Place in Afar Region of Ethiopia and Eritrea border

Bure (Amharic: ቡሬ) is a small area about 50 mi west of Asseb, on the border between Eritrea and Ethiopia, and claimed by both countries. Bure lies across the important Awash-Asseb highway, which in the past has been an important trucking route.

Bure ቡሬ came under Eritrean control after several weeks of fighting in May–June 1998. Eritrea said that Ethiopia had started an offensive at Bure by dropping bombs on the front-lines on 14 February 1999. The fighting in the area continued through the Eritrean-Ethiopian War (1998-2000), with each side claiming it had inflicted heavy casualties on the other, until they agreed to a ceasefire.

The Eritrea-Ethiopia Boundary Commission determined in 2002 that Bure lay on the Ethiopian side of the border.

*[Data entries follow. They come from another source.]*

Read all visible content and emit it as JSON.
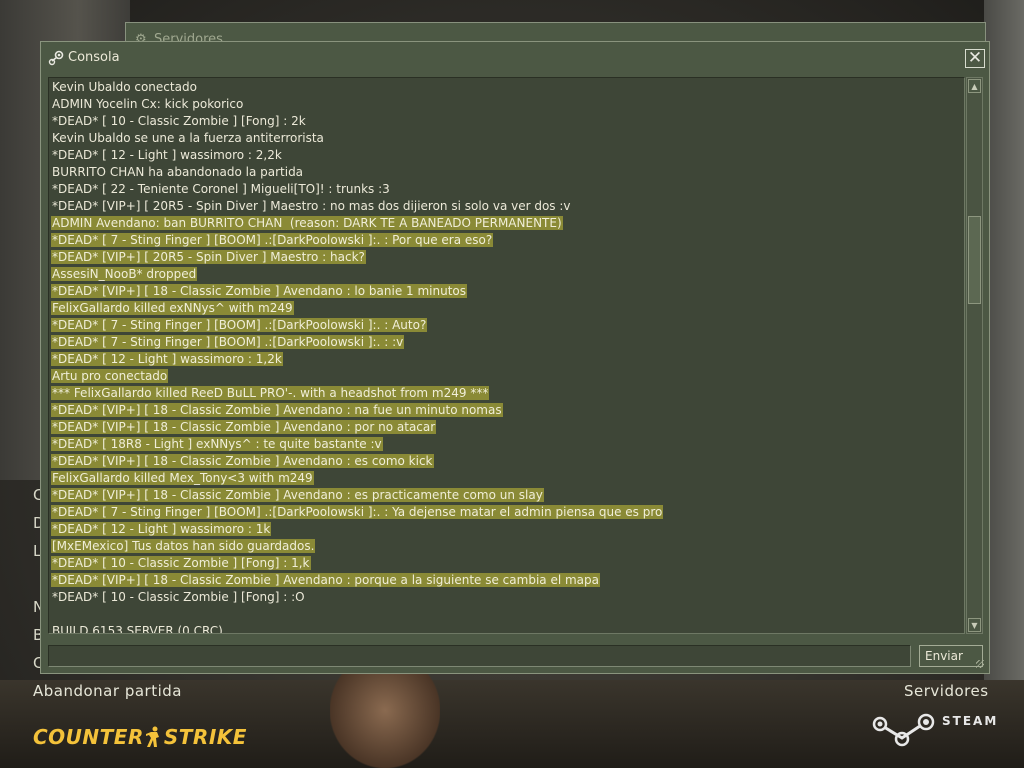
{
  "back_window": {
    "title": "Servidores"
  },
  "console": {
    "title": "Consola",
    "close_label": "✕",
    "send_label": "Enviar",
    "input_value": "",
    "lines": [
      {
        "text": "Kevin Ubaldo conectado",
        "hl": false
      },
      {
        "text": "ADMIN Yocelin Cx: kick pokorico",
        "hl": false
      },
      {
        "text": "*DEAD* [ 10 - Classic Zombie ] [Fong] : 2k",
        "hl": false
      },
      {
        "text": "Kevin Ubaldo se une a la fuerza antiterrorista",
        "hl": false
      },
      {
        "text": "*DEAD* [ 12 - Light ] wassimoro : 2,2k",
        "hl": false
      },
      {
        "text": "BURRITO CHAN ha abandonado la partida",
        "hl": false
      },
      {
        "text": "*DEAD* [ 22 - Teniente Coronel ] Migueli[TO]! : trunks :3",
        "hl": false
      },
      {
        "text": "*DEAD* [VIP+] [ 20R5 - Spin Diver ] Maestro : no mas dos dijieron si solo va ver dos :v",
        "hl": false
      },
      {
        "text": "ADMIN Avendano: ban BURRITO CHAN  (reason: DARK TE A BANEADO PERMANENTE)",
        "hl": true
      },
      {
        "text": "*DEAD* [ 7 - Sting Finger ] [BOOM] .:[DarkPoolowski ]:. : Por que era eso?",
        "hl": true
      },
      {
        "text": "*DEAD* [VIP+] [ 20R5 - Spin Diver ] Maestro : hack?",
        "hl": true
      },
      {
        "text": "AssesiN_NooB* dropped",
        "hl": true
      },
      {
        "text": "*DEAD* [VIP+] [ 18 - Classic Zombie ] Avendano : lo banie 1 minutos",
        "hl": true
      },
      {
        "text": "FelixGallardo killed exNNys^ with m249",
        "hl": true
      },
      {
        "text": "*DEAD* [ 7 - Sting Finger ] [BOOM] .:[DarkPoolowski ]:. : Auto?",
        "hl": true
      },
      {
        "text": "*DEAD* [ 7 - Sting Finger ] [BOOM] .:[DarkPoolowski ]:. : :v",
        "hl": true
      },
      {
        "text": "*DEAD* [ 12 - Light ] wassimoro : 1,2k",
        "hl": true
      },
      {
        "text": "Artu pro conectado",
        "hl": true
      },
      {
        "text": "*** FelixGallardo killed ReeD BuLL PRO'-. with a headshot from m249 ***",
        "hl": true
      },
      {
        "text": "*DEAD* [VIP+] [ 18 - Classic Zombie ] Avendano : na fue un minuto nomas",
        "hl": true
      },
      {
        "text": "*DEAD* [VIP+] [ 18 - Classic Zombie ] Avendano : por no atacar",
        "hl": true
      },
      {
        "text": "*DEAD* [ 18R8 - Light ] exNNys^ : te quite bastante :v",
        "hl": true
      },
      {
        "text": "*DEAD* [VIP+] [ 18 - Classic Zombie ] Avendano : es como kick",
        "hl": true
      },
      {
        "text": "FelixGallardo killed Mex_Tony<3 with m249",
        "hl": true
      },
      {
        "text": "*DEAD* [VIP+] [ 18 - Classic Zombie ] Avendano : es practicamente como un slay",
        "hl": true
      },
      {
        "text": "*DEAD* [ 7 - Sting Finger ] [BOOM] .:[DarkPoolowski ]:. : Ya dejense matar el admin piensa que es pro",
        "hl": true
      },
      {
        "text": "*DEAD* [ 12 - Light ] wassimoro : 1k",
        "hl": true
      },
      {
        "text": "[MxEMexico] Tus datos han sido guardados.",
        "hl": true
      },
      {
        "text": "*DEAD* [ 10 - Classic Zombie ] [Fong] : 1,k",
        "hl": true
      },
      {
        "text": "*DEAD* [VIP+] [ 18 - Classic Zombie ] Avendano : porque a la siguiente se cambia el mapa",
        "hl": true
      },
      {
        "text": "*DEAD* [ 10 - Classic Zombie ] [Fong] : :O",
        "hl": false
      },
      {
        "text": "",
        "hl": false
      },
      {
        "text": "BUILD 6153 SERVER (0 CRC)",
        "hl": false
      }
    ]
  },
  "menu": {
    "clipped_letters": [
      "C",
      "D",
      "L",
      "N",
      "B",
      "C"
    ],
    "abandon": "Abandonar partida",
    "servers": "Servidores"
  },
  "logos": {
    "game_left": "COUNTER",
    "game_right": "STRIKE",
    "platform": "STEAM",
    "game_color": "#f4c23a"
  }
}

Relations between Eritrea and Ethiopia soured in November 2005, when 20 Ethiopian soldiers occupied a portion of the area for several days. After peace-keeping troops from United Nations Mission in Ethiopia and Eritrea intervened, Ethiopian troops were withdrawn.

The BBC published on 19 June 2008 a timeline of Eritrea's conflict with Ethiopia to that date and reported that the "Border dispute rumbles on":
- 2007 September – War could resume between Ethiopia and Eritrea over their border conflict, warns United Nations special envoy to the Horn of Africa, Kjell Magne Bondevik.
- 2007 November – Eritrea accepts border line demarcated by international boundary commission. Ethiopia rejects it.
- 2008 January – UN extends mandate of peacekeepers on Ethiopia-Eritrea border for six months. UN Security Council demands Eritrea lift fuel restrictions imposed on UN peacekeepers at the Eritrea-Ethiopia border area. Eritrea declines, saying troops must leave border.
- 2008 February – UN begins pulling 1,700-strong peacekeeper force out due to lack of fuel supplies following Eritrean government restrictions.
- 2008 April – UN Secretary-General Ban Ki-moon warns of likelihood of new war between Ethiopia and Eritrea if peacekeeping mission withdraws completely. Outlines options for the future of the UN mission in the two countries.
- 2008 May – Eritrea calls on UN to terminate peacekeeping mission.